Free Press Archives

31 years ago: Lynx shot in Sheridan Lake

From the Free Press archives

60 YEARS AGO (1962): When Tom Lane of Forest Grove Road read that the 100 Mile RCMP were assisting the Canadian Audubon Society in making a survey of eagles, he hastened to report that he had seen several. Where? “In the Lac La Hache area.” How many? “A whole family of them. I didn’t get a count.” Were they bald eagles? “Not the ones I saw but some of them could be.” Maybe these were golden eagles? “No.” What kind then? “Cliff Eagles.” (Lane was referring to well-known game guide and lodge owner, Clifford Eagle and his family, who had settled in the district).

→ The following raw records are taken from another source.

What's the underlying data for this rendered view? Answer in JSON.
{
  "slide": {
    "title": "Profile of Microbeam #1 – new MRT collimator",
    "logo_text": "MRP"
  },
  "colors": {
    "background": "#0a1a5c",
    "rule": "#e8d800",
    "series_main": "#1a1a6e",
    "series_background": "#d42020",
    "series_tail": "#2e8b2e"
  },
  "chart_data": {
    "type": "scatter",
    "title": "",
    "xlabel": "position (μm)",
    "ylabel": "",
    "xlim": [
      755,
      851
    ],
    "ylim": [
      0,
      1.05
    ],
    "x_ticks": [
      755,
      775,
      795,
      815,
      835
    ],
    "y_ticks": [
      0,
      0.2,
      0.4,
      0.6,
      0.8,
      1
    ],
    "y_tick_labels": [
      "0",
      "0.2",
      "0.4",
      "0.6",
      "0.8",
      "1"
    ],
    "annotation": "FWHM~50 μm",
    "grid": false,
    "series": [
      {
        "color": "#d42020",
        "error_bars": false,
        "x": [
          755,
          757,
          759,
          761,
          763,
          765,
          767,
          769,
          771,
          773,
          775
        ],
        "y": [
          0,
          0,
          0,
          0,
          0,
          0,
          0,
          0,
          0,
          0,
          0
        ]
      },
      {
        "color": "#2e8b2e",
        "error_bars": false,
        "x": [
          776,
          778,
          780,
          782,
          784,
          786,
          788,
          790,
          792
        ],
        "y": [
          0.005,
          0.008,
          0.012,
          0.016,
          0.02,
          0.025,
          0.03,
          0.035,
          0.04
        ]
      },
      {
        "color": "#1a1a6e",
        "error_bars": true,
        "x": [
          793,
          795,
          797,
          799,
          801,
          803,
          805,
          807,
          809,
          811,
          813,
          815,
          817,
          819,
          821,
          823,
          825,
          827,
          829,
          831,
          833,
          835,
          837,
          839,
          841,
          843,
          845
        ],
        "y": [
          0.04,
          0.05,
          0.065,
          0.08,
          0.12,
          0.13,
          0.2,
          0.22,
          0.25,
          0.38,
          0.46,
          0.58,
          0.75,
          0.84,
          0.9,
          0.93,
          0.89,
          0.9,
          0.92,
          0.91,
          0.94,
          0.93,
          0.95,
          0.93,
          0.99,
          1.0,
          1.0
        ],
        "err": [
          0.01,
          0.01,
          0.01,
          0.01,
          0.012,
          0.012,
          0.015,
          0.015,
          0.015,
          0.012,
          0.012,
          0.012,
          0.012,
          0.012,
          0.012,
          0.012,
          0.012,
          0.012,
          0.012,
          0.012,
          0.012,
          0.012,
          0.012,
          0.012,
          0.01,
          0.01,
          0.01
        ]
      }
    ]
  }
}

42 YEARS AGO (1980): Mahood Lake residents gave a resounding no to an industrial park development proposed near Wells Gray Park. About 90 people attended a public meeting called by the developers Art Friesen, of Streamline Sawmills, and his partner John Janzen, a Vancouver contractor. Mahood Lake Resort owner said the land is part of a natural causeway for wild game and that the industrial development would put a local trapper out of business. In a secret ballot at the end of the meeting, just 21 of the 81 ballots cast were in favor of the project.

31 YEARS AGO (1991): Conservation officers were trying to find the person who killed a lynx as it swam across Sheridan Lake. According to the local officer, residents heard “pop-like” shots on the east end of the lake on Aug. 8. They found a female lynx floating near shore with a single gunshot wound to her shoulder. Residents say the shots came from a nearby boat but by the time investigators arrived it had left the scene. “There isn’t even a hunting season on lynx here,” CO Darcy MacPhee said at the time. “We don’t have a very good lynx population in the area at all.”

17 YEARS AGO (2005): More than 70 signs were put up at rest stops along 13 B.C. highways to explain the devastation wrought by the mountain pine beetle. South Cariboo signs were at Big Bar rest stop north of Clinton and at the 108 Mile Heritage Site. By 2004, the beetles had infested seven million hectares of forest. Forest Minister Rich Coleman said decades of fire suppression had been a key factor in why the beetle was able to achieve such a foothold in B.C. forests. In trying to save the forests, Coleman said, the government made the situation worse.